La Madre de Dios fue tan grande, que la fecha en que Ella entra en el mundo marca una nueva era en la historia del pueblo elegido.
Es la aparición de la criatura que encuentra gracia ante Dios, cuyas oraciones y fidelidad tienen mérito para atraer la misericordia divina y hacer llegar el momento de la Redención.
Podemos decir que la historia del Antiguo Testamento se divide, bajo este punto de vista, en dos partes, antes y después de la Señora. Porque si la historia del Antiguo Testamento es una larga espera del Mesías, esta espera tiene dos aspectos: el momento exacto para la venida del Mesías, que no había llegado, la Divina Providencia estaba, por tanto, permitiendo que esta espera se prolongase durante siglos y siglos. Después el momento bendito en que la Providencia hace nacer a Aquella que conseguirá que el Mesías venga: la Santísima Virgen.
Entonces, su venida al mundo es la llegada de la criatura perfecta, de la criatura que encuentra plena gracia delante de Dios, de la única criatura cuyas oraciones tienen el mérito suficiente para acabar con esa espera y conseguir, por fin, lo que no habían conseguido los ruegos y los sufrimientos de toda la Humanidad.
Existieron los Patriarcas, los Profetas, hubo innumerables almas fieles del pueblo elegido, debe haber habido una que otra alma fiel en medio de la gentilidad, hubo sufrimientos a lo largo de los siglos de espera del Mesías.
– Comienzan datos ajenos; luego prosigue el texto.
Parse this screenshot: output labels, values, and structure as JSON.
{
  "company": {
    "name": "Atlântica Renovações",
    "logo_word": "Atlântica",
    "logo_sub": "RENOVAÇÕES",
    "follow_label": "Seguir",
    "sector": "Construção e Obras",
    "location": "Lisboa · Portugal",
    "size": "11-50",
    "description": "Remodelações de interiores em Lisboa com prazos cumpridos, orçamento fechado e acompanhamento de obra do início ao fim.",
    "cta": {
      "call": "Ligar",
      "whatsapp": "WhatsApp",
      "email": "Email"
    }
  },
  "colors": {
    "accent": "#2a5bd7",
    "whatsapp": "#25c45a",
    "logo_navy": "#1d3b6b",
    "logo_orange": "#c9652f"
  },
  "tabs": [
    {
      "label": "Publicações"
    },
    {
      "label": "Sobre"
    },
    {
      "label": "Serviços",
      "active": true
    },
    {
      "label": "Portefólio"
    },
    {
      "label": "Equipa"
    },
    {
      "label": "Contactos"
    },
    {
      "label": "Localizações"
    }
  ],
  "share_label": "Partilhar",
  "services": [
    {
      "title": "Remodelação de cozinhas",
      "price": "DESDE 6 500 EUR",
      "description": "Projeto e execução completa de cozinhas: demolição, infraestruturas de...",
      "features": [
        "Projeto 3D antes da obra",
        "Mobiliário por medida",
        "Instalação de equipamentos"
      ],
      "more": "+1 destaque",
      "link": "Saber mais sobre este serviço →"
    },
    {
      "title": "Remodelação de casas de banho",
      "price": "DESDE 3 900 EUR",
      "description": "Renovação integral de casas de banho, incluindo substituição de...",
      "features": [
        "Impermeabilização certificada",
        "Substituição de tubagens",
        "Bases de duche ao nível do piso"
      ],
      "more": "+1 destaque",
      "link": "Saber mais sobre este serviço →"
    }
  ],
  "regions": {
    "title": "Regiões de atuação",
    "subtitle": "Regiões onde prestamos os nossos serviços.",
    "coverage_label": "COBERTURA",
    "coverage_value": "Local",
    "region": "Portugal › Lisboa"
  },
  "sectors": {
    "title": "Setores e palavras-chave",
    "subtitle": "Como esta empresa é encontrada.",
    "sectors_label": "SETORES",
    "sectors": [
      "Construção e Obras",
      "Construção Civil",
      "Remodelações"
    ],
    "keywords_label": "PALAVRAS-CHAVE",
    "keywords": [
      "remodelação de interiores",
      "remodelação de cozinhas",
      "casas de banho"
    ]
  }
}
Pero nada de eso fue suficiente para atraer la misericordia divina y hacer llegar el momento de la Redención. Sin embargo, cuando Dios quiso, Él hizo nacer la criatura perfecta que habría de conseguir esto. Entonces, la entrada de esta criatura perfecta en el mundo de los vivos es el comienzo de su trayectoria, que durante todo el tiempo atrajo bendiciones, atrajo gracias, produjo santificación. Todas las relaciones de los hombres con Dios se modificaron, y comenzó la puerta del Cielo, que estaba trancada, como que a filtrar luces y dejar filtrar esperanzas de que ella sería abierta por el Salvador que debería venir. Todo esto se dio desde el primer momento del nacimiento de María.
La presencia de Ella en la tierra era ocasión de gracias insignes porque era la criatura más contemplativa de todos los tiempos, en relación a la cual ninguna otra contemplativa tuvo, tiene o tendrá paralelo. Ella poseía una irradiación personal y una acción de presencia tan rica en bendiciones, que era el prenuncio de la venida de Nuestro Señor. La Natividad de Ella es la fiesta del inicio del derrocamiento del paganismo.
Podríamos decir que hay alguna relación de esto con la situación del mundo contemporáneo. En nuestra época hay como que una nueva interferencia de la Señora de todos los Pueblos en la historia del mundo, que actúa en las tinieblas del neopaganismo.
El hecho de que la Virgen suscite almas que ya anhelan el Reino de María, que piden la venida del Reino de María, luchan para que el Reino de María venga, estas almas son, mutatis mutandis, o sea, con las debidas adaptaciones, como era Nuestra Señora en el Antiguo Testamento. Aún no ha venido el triunfo del Inmaculado Corazón de María, pero sí algo que es el prenuncio de ese triunfo y que ya comienza a difundir sus gracias, comienza a determinar también movimientos entusiastas de adhesión. Esto es algo como una Natividad que se repite y que prepara el Reino de María profetizado por Ella en Fátima.